Border Woes
Show managers deal with new federal visa and food regulations
By Margo McCall -- Tradeshow Week, 4/19/2004
Intl. Trade Information is postponing the launch of its API Pan Asian Food & Beverage Show,citing difficulties due to new regulations governing the import of food – and people – into the United States.
The inaugural API show, initially scheduled for the Los Angeles Convention Center June 13-15, has been moved back to Feb. 21-23, 2005 at the same venue. ITI is still evaluating whether to stage an APIshow at the Meadowlands (N.J.) Convention Center Sept. 12-13. The APIevent scheduled for Toronto's Natl. Trade Centre Oct. 3-5, however, remains on track.
"Canada is going well. It's much easier there," said ITI President Denyse Selesnick, who blamed postponement of the Los Angeles show on the double trouble created by the U.S. government's more stringent visa and food importation rules.
ITI's decision to delay the show came as the U.S. State Department further tightened travel rules and the Intl. Assn. for Exhibition Management continued to lobby for more streamlined visa processing.
As of Sept. 30 this year, the State Department will require all visitors – except those from Canada and Mexico – to be photographed and fingerprinted before entering the United States. Previously, travelers from the 31 countries that participate in the visa waiver program were excluded from fingerprinting and photographing.
Meanwhile, IAEM repeated its call for the State Department to adopt a "fast-track" visa processing program for tradeshow visitors who do not appear on any watch lists and who have a history of legal travel to the United States. The March 30 testimony before the U.S. House Committee on Small Business by Jack Withiam, George Little Management executive vice president and general counsel, came nearly a year after Gary Shapiro, CEO of the Consumer Electronics Assn., made a similar appeal on behalf of IAEM.
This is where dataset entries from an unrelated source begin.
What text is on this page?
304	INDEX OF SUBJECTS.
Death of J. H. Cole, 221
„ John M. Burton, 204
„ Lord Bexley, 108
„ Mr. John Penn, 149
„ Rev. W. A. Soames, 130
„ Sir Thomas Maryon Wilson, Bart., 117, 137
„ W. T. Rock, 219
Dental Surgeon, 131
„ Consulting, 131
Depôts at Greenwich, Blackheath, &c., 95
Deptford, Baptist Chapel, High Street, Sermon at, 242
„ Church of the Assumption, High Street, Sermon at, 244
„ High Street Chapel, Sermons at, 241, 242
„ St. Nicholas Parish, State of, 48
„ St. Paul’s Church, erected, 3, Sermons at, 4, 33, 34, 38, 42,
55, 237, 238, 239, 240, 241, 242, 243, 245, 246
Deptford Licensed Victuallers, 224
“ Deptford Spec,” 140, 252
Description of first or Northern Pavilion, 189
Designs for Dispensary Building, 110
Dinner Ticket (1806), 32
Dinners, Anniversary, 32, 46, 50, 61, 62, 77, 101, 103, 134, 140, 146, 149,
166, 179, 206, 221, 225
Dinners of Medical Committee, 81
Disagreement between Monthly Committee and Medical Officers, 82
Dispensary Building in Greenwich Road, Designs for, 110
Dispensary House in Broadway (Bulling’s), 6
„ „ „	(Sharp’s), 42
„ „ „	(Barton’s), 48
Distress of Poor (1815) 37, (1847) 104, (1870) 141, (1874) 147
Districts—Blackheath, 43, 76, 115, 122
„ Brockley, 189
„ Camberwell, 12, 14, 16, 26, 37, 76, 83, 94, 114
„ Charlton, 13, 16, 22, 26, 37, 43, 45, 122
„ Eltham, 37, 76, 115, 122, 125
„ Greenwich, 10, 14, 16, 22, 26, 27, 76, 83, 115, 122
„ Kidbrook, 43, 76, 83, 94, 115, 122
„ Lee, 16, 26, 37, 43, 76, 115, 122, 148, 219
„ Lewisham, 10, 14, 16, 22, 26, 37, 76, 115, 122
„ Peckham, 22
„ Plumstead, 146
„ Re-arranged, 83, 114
In the past, the scope of the problem has been difficult to grasp due to lack of documentation. But Withiam offered specific instances of declining international attendance at U.S. shows. He said GLM's Sources show, for instance, saw 100 fewer exhibitors, mostly from Asia and Africa, because they couldn't secure visas in time. The Intl. Woodworking Machinery & Furniture Supply Fair-USA reported a 15-percent decline in foreign participation, with 500 exhibitors unable to attend the biennial show for the same reason. One-third of expected attendees from China and Taiwan, meanwhile, didn't make it to this year's OFC, for the optical fiber industry. And Withiam also read from a message sent on behalf of 250 would-be attendees to the Image Wear Exposition,stating that the buyers find the U.S. government's treatment of visitors "humiliating" and worry about their human rights being violated while in the United States.
CONEXPO-CON/AGG,the United States' largest show in 2002, reported a 68-percent decline in attendees from the Middle East compared with 1999. During that same period, South American attendance decreased by 67 percent and Asian attendance by 10 percent. At the same time, Withiam testified, CONEXPO-CON/AGG's German competitor is reporting more Chinese exhibitors, purportedly due to European countries' simplified visa processing.
Selesnick said she started planning for the API Panasian Food & Beverage Show a year in advance. She enlisted support from the Asian community, and urged foreign participants to apply early for visas. Recently, however, potential foreign participants began asking for letters assuring them their money would be refunded if they didn't receive their visas in time. Selesnick said she wasn't comfortable with that level of risk, so opted for postponement.
On the East Coast, Diversified Business Communications is launching All Asia Food Expo Oct. 26-27 at New York's Jacob K. Javits Convention Center. Since it is collocating the Asian food show with its Expo Comida Latina and Integrated Marketing Communications' Kosherfest,Diversified is under less pressure than if it were launching a standalone event. Steven Philips, show director for All Asia Food Expo,said overseas exhibitors and attendees have been urged to apply for visas at least 90 days in advance.
Although some show management companies still provide exhibitors and attendees with letters of invitation, Diversified opts instead to include links on its Web sites to the regulations themselves. Producers of food shows like Diversified and ITI must also keep abreast of the Bioterrorism Act, which requires international food suppliers to register their facilities and provide prior notice of their import of food products into the United States.
At the very least, said Diversified COO Brian Perkins, the Bioterrorism Act will inhibit new-exhibitor growth at U.S. food shows. Long term, there are fears the stringent rules on foreign visitors and food imports will drive exhibitors and attendees to shows in Europe and Asia. "It's like the whole visa issue. It's just one more thing," he said.
Later this month IAEM is scheduled to sign a cooperative agreement with the Council for the Promotion of Intl. Trade, the Chinese ministry that oversees the exhibition industry, in order to help expedite visa processing for Chinese delegations. As a backup the pact will also include plans to help American show managers participate in Chinese tradeshows.